Strony: 1 ... 7 8 [9] 10 11 ... 15   Do dołu
Drukuj
Autor Wątek: EURO 2016  (Przeczytany 50531 razy)
p.a.
Administrator

*

Miejsce pobytu:
Katowice

sponsor forum
SPONSOR
FORUM



« Odpowiedz #160 : Czerwca 25, 2016, 22:58:19 »

Nie wiem, co trenerzy powiedzieli swoim piłkarzom przed meczem, ale niech to odszczekają. Po 90 minutach ŻADNEGO celnego strzału na bramkę. Najgorszy mecz mistrzostw. Momentami zapominałem, że Ronaldo jest na boisku - w poprzednich spotkaniach strzelał po 10 razy na bramkę, tu ani razu...I jestem pewien, że gdyby te dwie ekipy spotkały się w grupie,oglądalibyśmy  otwarte spotkanie ze sporą ilością bramek. Ale nie. Od jakiegoś czasu w wielkich turniejach w fazie pucharowej niemal wszyscy zaczynają grać pragmatyczny, cyniczny futbol, byle zero z tyłu było. A niegdyś wiele meczów w 1/8, 1/4 to były najciekawsze spotkania w całym turnieju, dramatyczne, z dużą ilością bramek...

Nie wiem, czy winna tu nie jest trochę drabinka. Na zasadzie: teraz gramy z najtrudniejszym przeciwnikiem,potem już z palcem w tyłku dojdziemy do finału. Nie wiem. Ale patrzeć się na to nie da.

EDIT

Uf, wreszcie koniec. Cała moja sympatia do Chorwacji wywietrzała w ciągu tych 120 minut :D Nie ogarniam ich taktyki. Przez 115 minut atakują ostrożnie, na ćwierć gwizdka,za to odsłaniają się na ostatnich 5 minut, kiedy to faktycznie jest mało czasu na odrobienie ewentualnych strat :D

Tak więc gramy z Portugalią. Ja wiem,czy to źle? Oni w meczu z nami powinni prowadzić grę, więc możemy nastawić się na ponoć lubiane przeze nas kontrataki. Skoro za Beenhakkera byliśmy w stanie osiągnąć z nimi dwukrotnie korzystny wynik,to czemu nie mielibyśmy tego zrobić teraz?
« Ostatnia zmiana: Czerwca 25, 2016, 23:36:30 wysłane przez p.a. » Zapisane
J1923

*

Miejsce pobytu:
Sto(L)ica

sponsor forum
SPONSOR
FORUM



« Odpowiedz #161 : Czerwca 25, 2016, 23:51:19 »

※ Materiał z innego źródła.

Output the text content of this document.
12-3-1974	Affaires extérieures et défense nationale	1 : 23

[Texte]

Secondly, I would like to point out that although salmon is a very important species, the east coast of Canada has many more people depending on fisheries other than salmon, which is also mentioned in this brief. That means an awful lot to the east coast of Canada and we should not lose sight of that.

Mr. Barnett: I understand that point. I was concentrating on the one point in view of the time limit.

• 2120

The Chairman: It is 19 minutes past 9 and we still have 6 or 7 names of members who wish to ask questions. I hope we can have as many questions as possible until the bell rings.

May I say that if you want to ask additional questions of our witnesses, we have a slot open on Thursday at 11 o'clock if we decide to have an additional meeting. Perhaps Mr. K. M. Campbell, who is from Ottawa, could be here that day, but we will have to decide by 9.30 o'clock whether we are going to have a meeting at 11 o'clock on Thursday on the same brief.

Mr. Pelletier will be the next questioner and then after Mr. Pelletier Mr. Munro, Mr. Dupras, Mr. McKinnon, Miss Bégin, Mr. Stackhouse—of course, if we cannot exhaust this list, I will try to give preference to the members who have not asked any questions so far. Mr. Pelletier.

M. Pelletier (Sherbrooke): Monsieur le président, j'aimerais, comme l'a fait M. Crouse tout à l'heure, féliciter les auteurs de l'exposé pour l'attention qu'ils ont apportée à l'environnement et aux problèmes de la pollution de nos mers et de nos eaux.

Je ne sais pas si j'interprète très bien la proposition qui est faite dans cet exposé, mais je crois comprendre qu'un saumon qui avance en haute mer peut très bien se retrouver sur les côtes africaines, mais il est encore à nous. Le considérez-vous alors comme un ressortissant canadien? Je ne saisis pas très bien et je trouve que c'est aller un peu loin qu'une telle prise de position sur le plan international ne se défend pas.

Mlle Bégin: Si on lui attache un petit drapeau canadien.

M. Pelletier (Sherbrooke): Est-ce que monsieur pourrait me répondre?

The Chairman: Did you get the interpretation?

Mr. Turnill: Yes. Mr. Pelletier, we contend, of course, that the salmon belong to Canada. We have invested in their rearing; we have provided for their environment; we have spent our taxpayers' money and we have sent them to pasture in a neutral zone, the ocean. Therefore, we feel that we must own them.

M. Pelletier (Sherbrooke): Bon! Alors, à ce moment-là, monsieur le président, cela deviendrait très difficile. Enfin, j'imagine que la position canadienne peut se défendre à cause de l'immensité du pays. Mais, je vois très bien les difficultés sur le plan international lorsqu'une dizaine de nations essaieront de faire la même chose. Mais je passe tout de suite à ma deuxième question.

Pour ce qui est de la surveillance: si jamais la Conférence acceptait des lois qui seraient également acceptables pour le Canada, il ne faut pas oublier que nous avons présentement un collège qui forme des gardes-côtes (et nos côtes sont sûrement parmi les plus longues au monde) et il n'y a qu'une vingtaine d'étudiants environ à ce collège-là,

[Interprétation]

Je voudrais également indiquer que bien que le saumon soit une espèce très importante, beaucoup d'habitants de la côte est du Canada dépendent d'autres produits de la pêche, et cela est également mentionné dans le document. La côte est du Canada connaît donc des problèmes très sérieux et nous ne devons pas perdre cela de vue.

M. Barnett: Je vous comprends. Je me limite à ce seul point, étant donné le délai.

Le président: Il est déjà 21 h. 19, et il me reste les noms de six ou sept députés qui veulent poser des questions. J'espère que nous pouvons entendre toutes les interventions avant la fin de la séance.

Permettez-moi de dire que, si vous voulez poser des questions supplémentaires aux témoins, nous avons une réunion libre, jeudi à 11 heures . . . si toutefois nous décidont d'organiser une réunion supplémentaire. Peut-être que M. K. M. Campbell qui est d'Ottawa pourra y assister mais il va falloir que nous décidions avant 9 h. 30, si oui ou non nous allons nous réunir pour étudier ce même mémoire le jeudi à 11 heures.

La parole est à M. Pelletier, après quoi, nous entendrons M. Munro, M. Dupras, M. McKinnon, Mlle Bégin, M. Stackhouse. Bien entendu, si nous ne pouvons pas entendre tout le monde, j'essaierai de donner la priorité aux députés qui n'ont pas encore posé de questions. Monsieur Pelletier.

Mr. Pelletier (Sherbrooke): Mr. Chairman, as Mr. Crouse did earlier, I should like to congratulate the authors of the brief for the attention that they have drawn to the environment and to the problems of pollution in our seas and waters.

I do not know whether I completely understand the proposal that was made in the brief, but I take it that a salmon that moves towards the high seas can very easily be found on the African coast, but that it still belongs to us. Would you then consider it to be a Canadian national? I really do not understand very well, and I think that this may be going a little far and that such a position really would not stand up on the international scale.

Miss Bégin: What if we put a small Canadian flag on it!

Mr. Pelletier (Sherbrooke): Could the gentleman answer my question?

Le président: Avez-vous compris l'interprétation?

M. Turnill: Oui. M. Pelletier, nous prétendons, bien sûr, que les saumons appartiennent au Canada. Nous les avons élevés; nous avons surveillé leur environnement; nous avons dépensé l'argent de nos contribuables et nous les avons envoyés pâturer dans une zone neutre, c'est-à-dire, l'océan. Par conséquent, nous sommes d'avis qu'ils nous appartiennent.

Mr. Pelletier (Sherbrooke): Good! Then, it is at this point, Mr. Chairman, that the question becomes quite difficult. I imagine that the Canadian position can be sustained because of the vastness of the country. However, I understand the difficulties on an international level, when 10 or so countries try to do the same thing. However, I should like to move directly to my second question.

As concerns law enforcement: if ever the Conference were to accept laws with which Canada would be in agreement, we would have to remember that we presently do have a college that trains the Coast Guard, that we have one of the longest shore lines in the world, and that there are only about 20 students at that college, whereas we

Kto by pomyślał, że mecz Polaków będzie najlepszy tego dnia? :)
Walijczycy grają słabiej i wygrywają. Portugalczycy grają słabiej i wygrywają. Strasznie bezbarwny mecz. Obie drużyny robiły wiele, by tej bramki nie strzelić. Z przebiegu całego spotkania lepsi Chorwaci, no ale jak się przez 115 minut niewiele gra, a potem leci się hurra na bramkę (nawet strzelając w słupek) i zapomina o obronie przy świetnie kontrującej drużynie, to nie ma co się dziwić, że przegrywa się mecz. Płaczaldo i koledzy tylko na to czekali.
Obie drużyny zagrały bardzo szerokim ustawieniem i jedni i drudzy bazowali na przyśpieszeniu.
Co zrobić, żeby wygrać? Zagrać bardzo uważnie i agresywnie. Rozbijać ataki w zalążku, nie dać grać piłką przeciwnikom. I przede wszystkim - wykorzystywać okazje, bo tych możemy mieć mało.
Problem jest taki, że takie drużyny jak Portugalia czy Hiszpania totalnie nie leżą Polakom, dlatego przeczuwam nasz koniec na tym turnieju.
Ale ściskam kciuki, dajmy radę!  ;)

EDIT:
p.a., zapewne dlatego, że przegrany w bezpośrednim meczu nie wylatywał z turnieju :)

« Ostatnia zmiana: Czerwca 25, 2016, 23:59:16 wysłane przez J1923 » Zapisane

PIŁKA NOŻNA DLA BANDYTÓW!!! Gra jaki to film NOWA LISTA: https://docs.google.com/document/d/1j5W9T3ORWWTjePVR1hwrIwJWa1Yr09A4dkSc_fNJ3E0/edit
p.a.
Administrator

*

Miejsce pobytu:
Katowice

sponsor forum
SPONSOR
FORUM



« Odpowiedz #162 : Czerwca 26, 2016, 08:37:33 »

Nie no, ja rozumiem, faza pucharowa, przegrywający odpada, ale gola też trzeba strzelić, chyba, że się 120 minut czeka na karne :D To już mogli poczekać, a nie zrobić pospolite ruszenie w 115 minucie :D Choć przyznać trzeba,że byli blisko. Tak czy siak - taktyki nie ogarniam. Mogli np. rzucić się na rywala na początku meczu - w razie nadziania się na kontratak mieliby cały mecz na odrabianie strat. A tak...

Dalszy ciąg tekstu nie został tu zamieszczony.